Bristol

Bristol mayor George Ferguson denies 'dictatorial' slur

George Ferguson Image copyright Bristol City Council
Image caption Mr Ferguson, an architect, was elected as an independent in 2012

Bristol's mayor George Ferguson says he will be "more consensual" should he win a second term in May's election and has denied being "dictatorial".

He told the BBC he had "taken flak" for his residents' parking zones (RPZ) but successful cities had to be prepared to make "brave decisions".

RPZ opponents drove a tank through Clifton while his city-wide 20mph limit roll-out has also been criticised.

Mr Ferguson was elected as an independent in 2012.

Other candidates selected so far include Labour's Marvin Rees - who came second in 2012 - Lib Dem Kay Barnard, Conservative Charles Lucas and Green candidate Tony Dyer.

Image caption Critics of the Clifton RPZ scheme used a tank to show their disapproval

Mr Ferguson has been accused of being "anti-car" through his efforts to reduce commuters driving into Bristol - one of England's most congested cities.

He said Bristol had been "dragging its feet" for years and said he wanted to "make things happen".

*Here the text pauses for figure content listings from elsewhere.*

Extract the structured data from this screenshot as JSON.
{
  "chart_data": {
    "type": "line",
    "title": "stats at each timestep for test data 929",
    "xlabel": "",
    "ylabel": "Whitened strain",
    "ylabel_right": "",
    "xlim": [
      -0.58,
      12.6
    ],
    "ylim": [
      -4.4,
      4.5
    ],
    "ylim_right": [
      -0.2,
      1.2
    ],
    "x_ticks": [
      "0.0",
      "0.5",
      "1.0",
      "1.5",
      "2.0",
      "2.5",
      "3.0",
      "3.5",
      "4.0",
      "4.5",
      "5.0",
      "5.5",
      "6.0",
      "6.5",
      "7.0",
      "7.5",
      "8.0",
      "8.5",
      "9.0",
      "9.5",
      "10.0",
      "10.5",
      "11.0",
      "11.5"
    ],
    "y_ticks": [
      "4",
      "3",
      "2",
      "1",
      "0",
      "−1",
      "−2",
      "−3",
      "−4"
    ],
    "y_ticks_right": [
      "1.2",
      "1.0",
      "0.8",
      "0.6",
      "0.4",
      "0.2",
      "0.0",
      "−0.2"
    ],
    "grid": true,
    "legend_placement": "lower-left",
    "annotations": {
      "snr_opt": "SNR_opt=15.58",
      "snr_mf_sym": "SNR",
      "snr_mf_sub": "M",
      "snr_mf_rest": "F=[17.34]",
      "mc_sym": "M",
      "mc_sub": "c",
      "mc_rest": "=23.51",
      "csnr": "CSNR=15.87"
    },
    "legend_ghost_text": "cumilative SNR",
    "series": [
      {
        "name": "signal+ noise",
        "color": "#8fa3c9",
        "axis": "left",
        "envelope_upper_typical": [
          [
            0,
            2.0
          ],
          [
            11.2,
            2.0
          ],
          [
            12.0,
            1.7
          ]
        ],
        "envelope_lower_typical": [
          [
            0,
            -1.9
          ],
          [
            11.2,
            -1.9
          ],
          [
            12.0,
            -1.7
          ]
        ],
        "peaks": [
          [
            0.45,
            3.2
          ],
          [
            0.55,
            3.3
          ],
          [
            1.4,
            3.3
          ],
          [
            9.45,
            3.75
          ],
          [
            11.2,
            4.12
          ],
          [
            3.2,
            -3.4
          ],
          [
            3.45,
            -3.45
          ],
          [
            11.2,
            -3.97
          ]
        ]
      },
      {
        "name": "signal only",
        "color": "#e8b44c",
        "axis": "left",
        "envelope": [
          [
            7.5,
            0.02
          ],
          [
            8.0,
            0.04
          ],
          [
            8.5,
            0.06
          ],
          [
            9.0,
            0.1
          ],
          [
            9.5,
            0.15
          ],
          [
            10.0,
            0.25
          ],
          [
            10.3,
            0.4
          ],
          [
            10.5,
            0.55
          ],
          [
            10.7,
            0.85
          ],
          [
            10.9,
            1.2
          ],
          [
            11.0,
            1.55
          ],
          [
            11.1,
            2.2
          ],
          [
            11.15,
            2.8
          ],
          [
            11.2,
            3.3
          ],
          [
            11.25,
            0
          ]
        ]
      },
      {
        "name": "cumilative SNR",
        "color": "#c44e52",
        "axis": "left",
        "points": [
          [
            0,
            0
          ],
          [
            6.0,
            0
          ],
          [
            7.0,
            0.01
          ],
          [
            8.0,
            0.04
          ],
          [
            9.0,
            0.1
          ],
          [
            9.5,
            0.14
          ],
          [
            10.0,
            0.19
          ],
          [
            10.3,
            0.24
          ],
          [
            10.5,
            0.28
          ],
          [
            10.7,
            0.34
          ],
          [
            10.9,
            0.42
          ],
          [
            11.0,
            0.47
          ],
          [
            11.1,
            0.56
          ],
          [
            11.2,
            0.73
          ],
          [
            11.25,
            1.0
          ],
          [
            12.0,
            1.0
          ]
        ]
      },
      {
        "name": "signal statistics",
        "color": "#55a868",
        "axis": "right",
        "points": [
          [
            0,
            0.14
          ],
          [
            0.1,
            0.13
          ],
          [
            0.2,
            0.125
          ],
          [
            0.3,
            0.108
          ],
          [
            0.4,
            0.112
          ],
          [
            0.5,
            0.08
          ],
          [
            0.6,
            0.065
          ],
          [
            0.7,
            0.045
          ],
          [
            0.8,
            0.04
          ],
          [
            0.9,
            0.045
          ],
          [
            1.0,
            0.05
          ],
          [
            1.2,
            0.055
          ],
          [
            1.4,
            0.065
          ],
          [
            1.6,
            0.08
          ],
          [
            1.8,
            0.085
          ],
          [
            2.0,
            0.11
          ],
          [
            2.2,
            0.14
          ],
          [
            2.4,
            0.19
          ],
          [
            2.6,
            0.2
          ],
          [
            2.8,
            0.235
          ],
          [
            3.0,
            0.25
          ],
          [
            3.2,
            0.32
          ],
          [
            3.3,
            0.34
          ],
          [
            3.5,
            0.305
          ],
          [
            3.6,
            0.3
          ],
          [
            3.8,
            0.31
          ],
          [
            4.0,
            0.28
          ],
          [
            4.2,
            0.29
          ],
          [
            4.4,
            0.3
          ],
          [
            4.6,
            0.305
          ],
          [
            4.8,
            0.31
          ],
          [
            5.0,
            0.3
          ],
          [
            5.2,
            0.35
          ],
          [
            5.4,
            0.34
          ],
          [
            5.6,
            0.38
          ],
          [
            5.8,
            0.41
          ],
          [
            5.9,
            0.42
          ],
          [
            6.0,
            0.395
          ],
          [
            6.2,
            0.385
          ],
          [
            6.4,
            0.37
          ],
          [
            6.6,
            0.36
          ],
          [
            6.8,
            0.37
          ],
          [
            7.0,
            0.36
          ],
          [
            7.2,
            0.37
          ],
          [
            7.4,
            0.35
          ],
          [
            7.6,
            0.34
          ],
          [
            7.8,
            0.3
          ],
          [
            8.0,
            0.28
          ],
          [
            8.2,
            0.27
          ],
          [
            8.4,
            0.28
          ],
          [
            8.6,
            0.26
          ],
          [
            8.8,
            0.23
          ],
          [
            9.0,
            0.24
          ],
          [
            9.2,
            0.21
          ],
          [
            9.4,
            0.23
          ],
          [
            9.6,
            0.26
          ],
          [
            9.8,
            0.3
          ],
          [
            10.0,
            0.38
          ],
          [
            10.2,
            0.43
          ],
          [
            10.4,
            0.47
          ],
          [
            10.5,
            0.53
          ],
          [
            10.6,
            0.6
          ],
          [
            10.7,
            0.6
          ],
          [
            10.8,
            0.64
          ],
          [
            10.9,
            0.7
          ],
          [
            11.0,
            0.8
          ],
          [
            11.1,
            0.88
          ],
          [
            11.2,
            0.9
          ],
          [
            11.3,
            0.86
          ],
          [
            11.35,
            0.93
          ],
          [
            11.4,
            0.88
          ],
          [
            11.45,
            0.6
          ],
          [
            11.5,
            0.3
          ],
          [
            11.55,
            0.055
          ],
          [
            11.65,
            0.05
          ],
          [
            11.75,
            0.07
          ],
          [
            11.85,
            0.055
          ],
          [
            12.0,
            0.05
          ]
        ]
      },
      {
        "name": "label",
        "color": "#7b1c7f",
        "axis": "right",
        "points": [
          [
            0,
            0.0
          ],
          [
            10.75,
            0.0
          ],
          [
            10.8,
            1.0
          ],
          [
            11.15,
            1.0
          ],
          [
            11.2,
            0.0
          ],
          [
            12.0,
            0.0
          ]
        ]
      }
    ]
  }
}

"I've had that big battle and for instance now, if one was going to extend RPZs, I would want to do it in a much more consensual way," he told BBC Radio Bristol.

He said he would introduce more zones in those areas "if they want them".

"I'm not that dictatorial person that people try to paint me as," he said.

"Occasionally I may have lost my rag with people....it may have been once a year....but it gets repeated and repeated and that becomes my image.

"Actually those that know me know that I like to work with people rather than against them."

He said would like to make the "old city" car-free, should he win a second term in May's elections and would like to halve the 55,000 cars driving into the city but had no plans for a congestion charge.

"I never like to say never, but it's not on the cards," he said.

Labour's Mr Rees said there was widespread dissatisfaction "felt by Bristolians with the way their city is run and the feeling among many that the mayor has not been listening".

He added: "It's time for that to change."